Como vê, este painel social
erguido por Júlia Lopes de Almeida compreende a sociedade em suas múltiplas
complexidades; observa o ordinário e comezinho da vida burguesa, mas não se
descuida de registrar panoramicamente a vida de pouco ou nenhuma sorte da
periferia; retrata a mundividência do comércio, incluindo toda prosódia masculina,
mas não deixa de acompanhar os pequenos dramas femininos na grande roda da
vida, seja no trabalho, seja fortuna, seja na sorte amorosa, seja no azar; e,
desenvolve vivas descrições do movimento dentro e fora das casas, no centro e
na periferia, as vivências na faina doméstica e no brutal serviço braçal, ou os
movimentos dos negócios corridos pelo jornal e pelo telegrama. A falência
é, assim, um documento vivo sobre o coração de um país que avançava acreditando
no sopro contínuo dos ventos de alguma boa maré.

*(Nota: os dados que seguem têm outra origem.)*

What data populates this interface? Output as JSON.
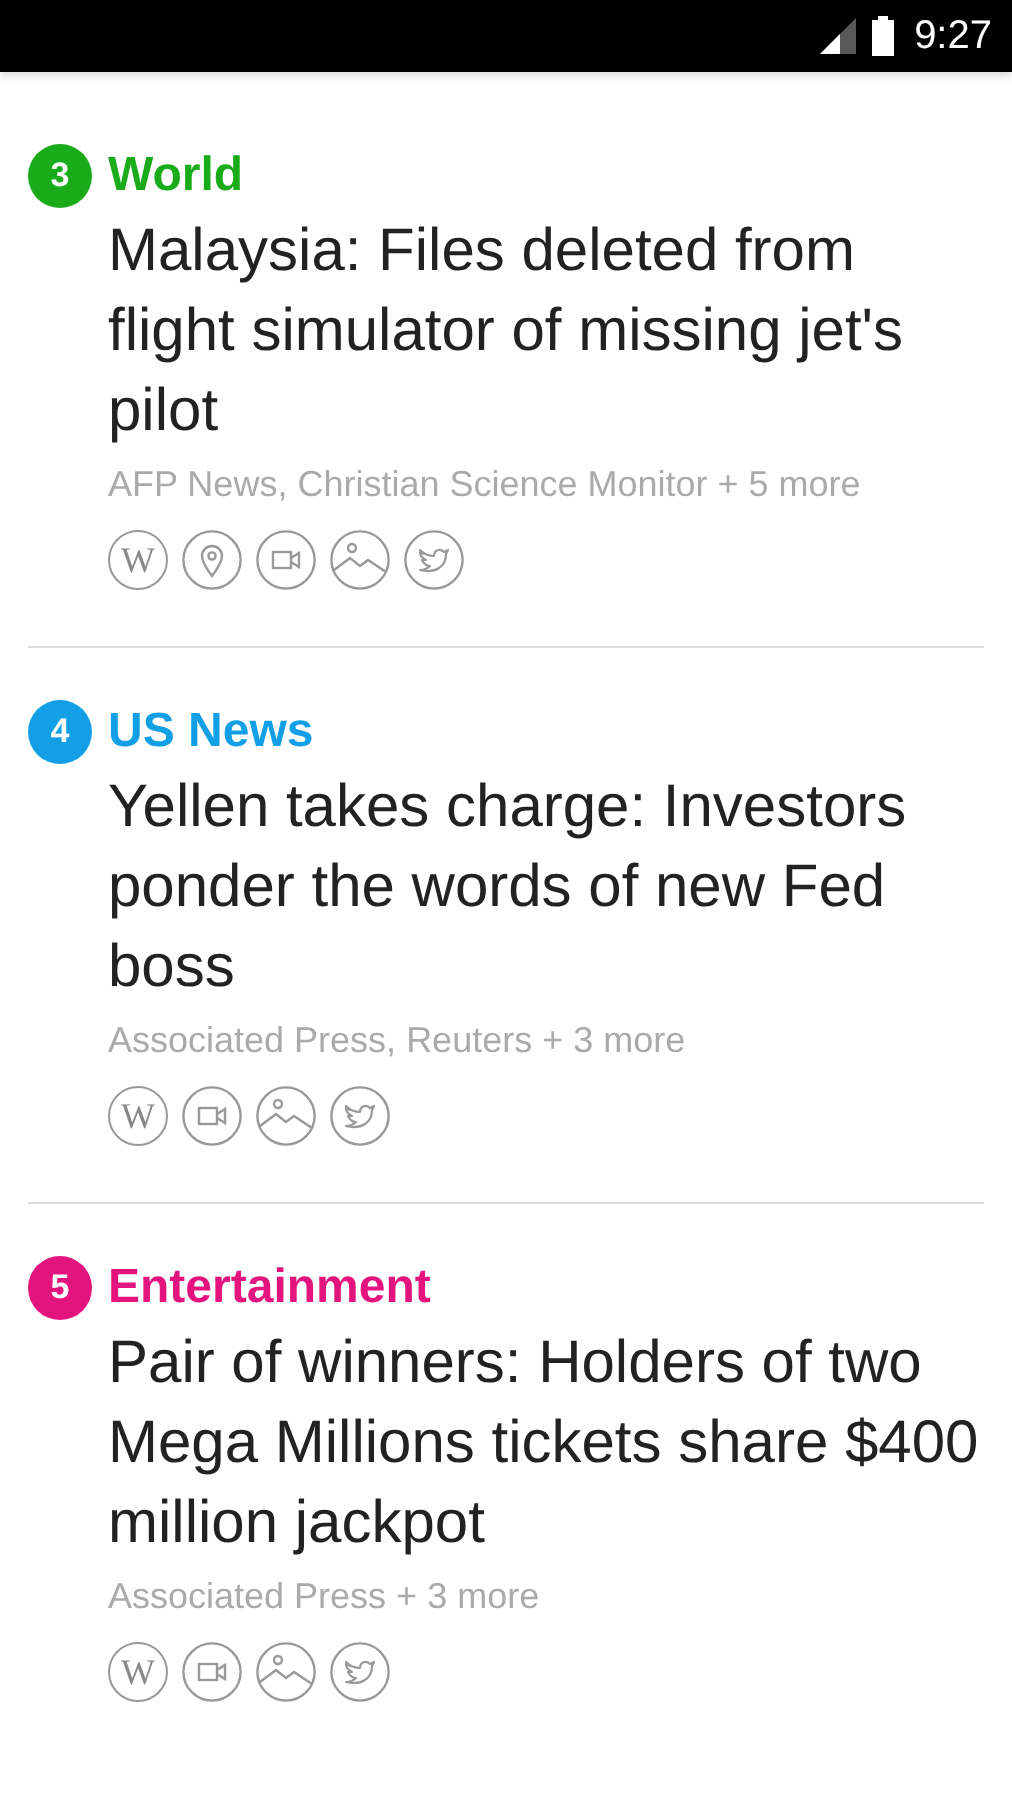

O resultado foi o naufrágio, não
o definitivo, porque, como as salvaguardas dos burgueses, há sempre alguma
alternativa que volta a colocar o navio na mesma rota de iludir seus
tripulantes com o mesmo sopro contínuo dos ventos de alguma boa maré; é assim
desde aportaram aqui uns senhores que se autorizaram chamar de seu o que nem
aos donos não foram autorizados a chamar de seu.